May 07 , 2004

Won't You Be My Neighbor?

Another run-in with Tammy...my very interesting, possibly insane neighbor.

For starters, I'm convinced she doesn't actually have a job. She's been home all day, every day, all week long, popping out only occasionally to bum cigarettes off me.

Now, this isn't exactly Beacon Hill I'm living in, but it's not all that cheap, either. There are months I have a hard time making rent, and I have a job. How she does it is beyond me.

I'm sure it seems to her like I don't work either, because all she's seen of me is a pasty, gangly guy who seems to be in his apartment drinking beer all day. Maybe she thinks I'm a kindred spirit.

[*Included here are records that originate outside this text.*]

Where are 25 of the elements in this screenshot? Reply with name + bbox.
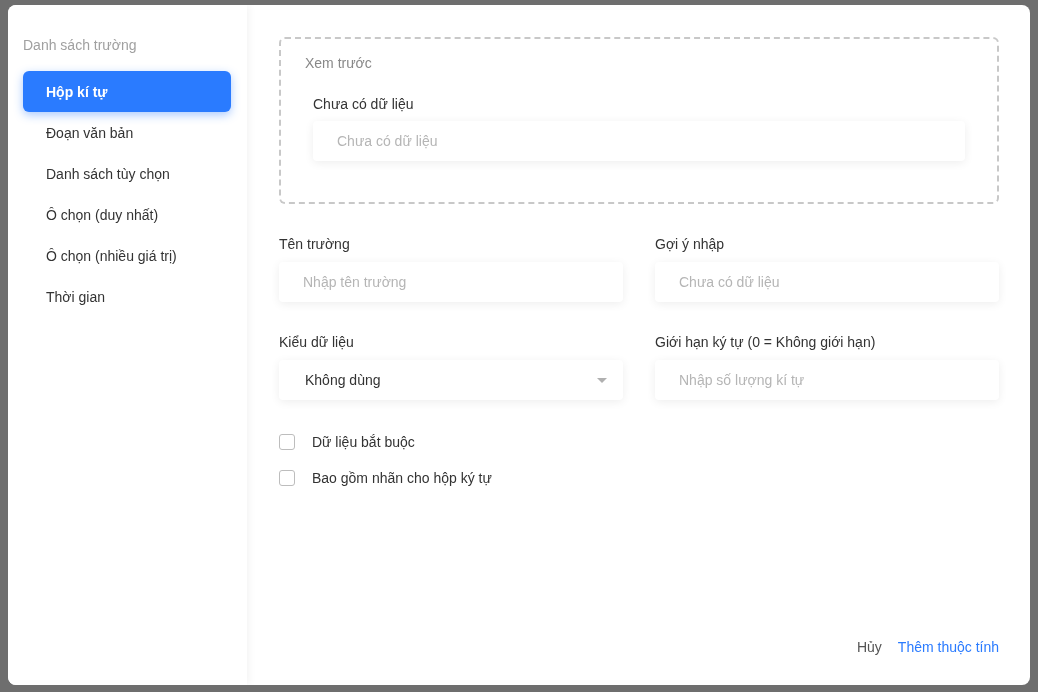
sidebar-item[interactable]: Danh sách tùy chọn	[23, 153, 231, 194]
select-field[interactable]: Không dùng	[279, 360, 623, 400]
field-label: Tên trường	[279, 236, 351, 252]
add-attribute-button[interactable]: Thêm thuộc tính	[897, 639, 999, 655]
field-label: Giới hạn ký tự (0 = Không giới hạn)	[655, 334, 877, 350]
field-label: Gợi ý nhập	[655, 236, 726, 252]
input-field[interactable]: Chưa có dữ liệu	[655, 262, 999, 302]
sidebar-item[interactable]: Thời gian	[23, 276, 231, 317]
sidebar-title: Danh sách trường	[23, 37, 138, 53]
checkbox-label: Dữ liệu bắt buộc	[312, 434, 415, 450]
cancel-button[interactable]: Hủy	[856, 639, 882, 655]
sidebar-item[interactable]: Ô chọn (duy nhất)	[23, 194, 231, 235]
field-label: Kiểu dữ liệu	[279, 334, 355, 350]
input-field[interactable]: Nhập số lượng kí tự	[655, 360, 999, 400]
checkbox-label: Bao gồm nhãn cho hộp ký tự	[312, 470, 492, 486]
preview-title: Xem trước	[305, 55, 373, 71]
field-label: Chưa có dữ liệu	[313, 96, 415, 112]
caret-icon	[597, 377, 607, 383]
checkbox[interactable]	[279, 470, 295, 486]
input-field[interactable]: Chưa có dữ liệu	[313, 121, 965, 161]
sidebar-item[interactable]: Ô chọn (nhiều giá trị)	[23, 235, 231, 276]
checkbox[interactable]	[279, 434, 295, 450]
input-field[interactable]: Nhập tên trường	[279, 262, 623, 302]
sidebar-item[interactable]: Đoạn văn bản	[23, 112, 231, 153]
sidebar-item[interactable]: Hộp kí tự	[23, 71, 231, 112]
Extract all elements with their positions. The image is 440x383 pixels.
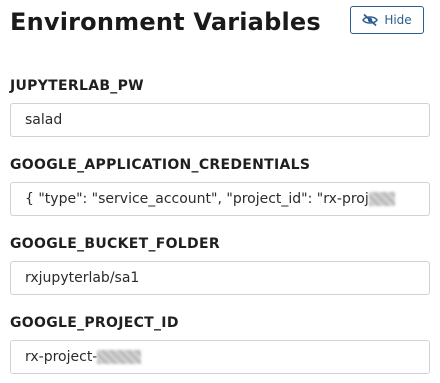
- hide-button-label: Hide: [384, 13, 412, 27]
- variable-value-text: rxjupyterlab/sa1: [25, 270, 140, 286]
- variable-name-jupyterlab-pw: JUPYTERLAB_PW: [10, 78, 144, 94]
- variable-value-google-project-id[interactable]: rx-project-: [10, 340, 430, 374]
- variable-value-google-application-credentials[interactable]: { "type": "service_account", "project_id…: [10, 182, 430, 216]
- hide-button[interactable]: Hide: [350, 6, 424, 34]
- variable-name-google-application-credentials: GOOGLE_APPLICATION_CREDENTIALS: [10, 157, 311, 173]
- eye-slash-icon: [362, 13, 379, 27]
- variable-value-jupyterlab-pw[interactable]: salad: [10, 103, 430, 137]
- variable-value-text: { "type": "service_account", "project_id…: [25, 191, 369, 207]
- variable-name-google-bucket-folder: GOOGLE_BUCKET_FOLDER: [10, 236, 220, 252]
- page-title: Environment Variables: [10, 8, 321, 36]
- variable-value-text: salad: [25, 112, 63, 128]
- variable-name-google-project-id: GOOGLE_PROJECT_ID: [10, 315, 179, 331]
- variable-value-google-bucket-folder[interactable]: rxjupyterlab/sa1: [10, 261, 430, 295]
- redacted-blur: [97, 350, 142, 364]
- redacted-blur: [368, 192, 395, 206]
- variable-value-text: rx-project-: [25, 349, 98, 365]
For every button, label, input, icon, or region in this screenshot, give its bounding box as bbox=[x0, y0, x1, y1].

So anyway, I just had a knock at my door, and it's Tammy. In her hand is a ratty plastic bag full of various cosmetic products.

"Hi! I don't suppose I could interest you in some beauty products? There's Clinique...there's facial scrub...there's..."

"No, I'm fine," I say, cutting her off. "I'm beautiful enough as it is."

"Yeah right," she says. The door closes. And she's off to the NEXT apartment.

So, I figure the stuff is stolen. Either that, or stuff that was bought, used, and forgotten about, and she's now selling it to make a buck or two.

And here I am...WORKING for my money like a chump.

Kramer would be a relief right about now.